Lee has already been strengthening fairly quickly despite someeast-northeasterly vertical wind shear over the system. Since the shear is expected to relax while the storm remains over very warm water and in a moist environment, continued steady to rapid intensification is expected during the next few days. Most of the intensity models are very aggressive, bringing Lee to major hurricane status by the weekend, but they don't show much change in strength in the short term. In addition, even the global models like the GFS and ECMWF show explosive intensification and forecast Lee's minimum pressure to drop by more than 60 mb by the end of the forecast period. The NHC intensity forecast lies near the high end of the model guidance during the next 24-48 hours, but falls to near the middle of the guidance envelope after that. Regardless of the details, there is high confidence that Lee will be a powerful hurricane late this week and over the weekend.
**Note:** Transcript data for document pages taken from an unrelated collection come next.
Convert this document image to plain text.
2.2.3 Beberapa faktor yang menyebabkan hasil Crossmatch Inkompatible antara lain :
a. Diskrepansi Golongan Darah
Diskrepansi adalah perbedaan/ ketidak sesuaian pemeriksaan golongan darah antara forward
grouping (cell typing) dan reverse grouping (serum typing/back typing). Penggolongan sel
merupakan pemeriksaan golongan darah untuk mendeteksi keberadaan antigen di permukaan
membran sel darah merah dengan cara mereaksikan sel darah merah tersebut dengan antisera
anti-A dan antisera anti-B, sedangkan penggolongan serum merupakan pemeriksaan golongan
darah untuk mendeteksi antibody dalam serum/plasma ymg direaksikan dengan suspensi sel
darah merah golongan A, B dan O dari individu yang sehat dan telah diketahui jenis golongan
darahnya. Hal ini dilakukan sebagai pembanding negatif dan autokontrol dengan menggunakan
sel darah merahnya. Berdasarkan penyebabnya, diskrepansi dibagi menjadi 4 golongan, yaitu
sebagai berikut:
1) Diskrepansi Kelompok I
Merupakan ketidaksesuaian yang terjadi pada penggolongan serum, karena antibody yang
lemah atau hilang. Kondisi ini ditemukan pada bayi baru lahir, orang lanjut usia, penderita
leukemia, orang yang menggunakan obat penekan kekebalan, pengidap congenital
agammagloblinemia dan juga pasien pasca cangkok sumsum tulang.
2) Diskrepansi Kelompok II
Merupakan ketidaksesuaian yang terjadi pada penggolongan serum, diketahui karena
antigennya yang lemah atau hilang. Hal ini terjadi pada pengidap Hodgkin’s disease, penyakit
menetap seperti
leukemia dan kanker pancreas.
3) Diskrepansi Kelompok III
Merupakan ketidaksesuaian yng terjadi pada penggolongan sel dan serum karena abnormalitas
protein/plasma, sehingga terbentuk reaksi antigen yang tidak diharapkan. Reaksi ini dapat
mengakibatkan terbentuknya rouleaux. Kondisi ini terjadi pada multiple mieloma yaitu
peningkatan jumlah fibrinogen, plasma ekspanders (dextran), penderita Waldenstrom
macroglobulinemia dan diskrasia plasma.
This year every ocean basin in the northern hemisphere has had more accumulated cyclone energy than normal. El Niño years typically increase hurricane activity in the Pacific ocean, and decrease activity in the Indian and North Atlantic ocean because they involve the release of stored hot water into the equatorial eastern Pacific ocean. This year is different. It is so hot that the increased wind shear from the Pacific is not holding storm activity down. By mid June the tropical north Atlantic had so much heat build up that it became clear to me that this hurricane season would be exceptionally active, despite El Niño.
www.dailykos.com/...
Microwave imaging cuts through the high clouds that can obscure the inner structure of hurricanes. Microwave imaging taken at 21 hours GMT — 5pm eastern daylight time — shows Lee had developed an eye.
Noon 7Sept23 Update: The explosive intensification I wrote about yesterday afternoon got serious this morning. The NHC upgraded Lee to category 2 at 105mph (90kts) this morning and it will likely be category 4 on tonight’s advisory based on the satellite signature of a very warm eye and very cold cloud tops above the eyewall. The NHC forecasts Lee’s sustained winds to be 115kts (130 mph) at 11 EDT tonight but the present satellite signature at noon today indicates that their prediction may be a little conservative. The official forecast brings Lee to category 5 at 160mph in 36 hours, tomorrow evening.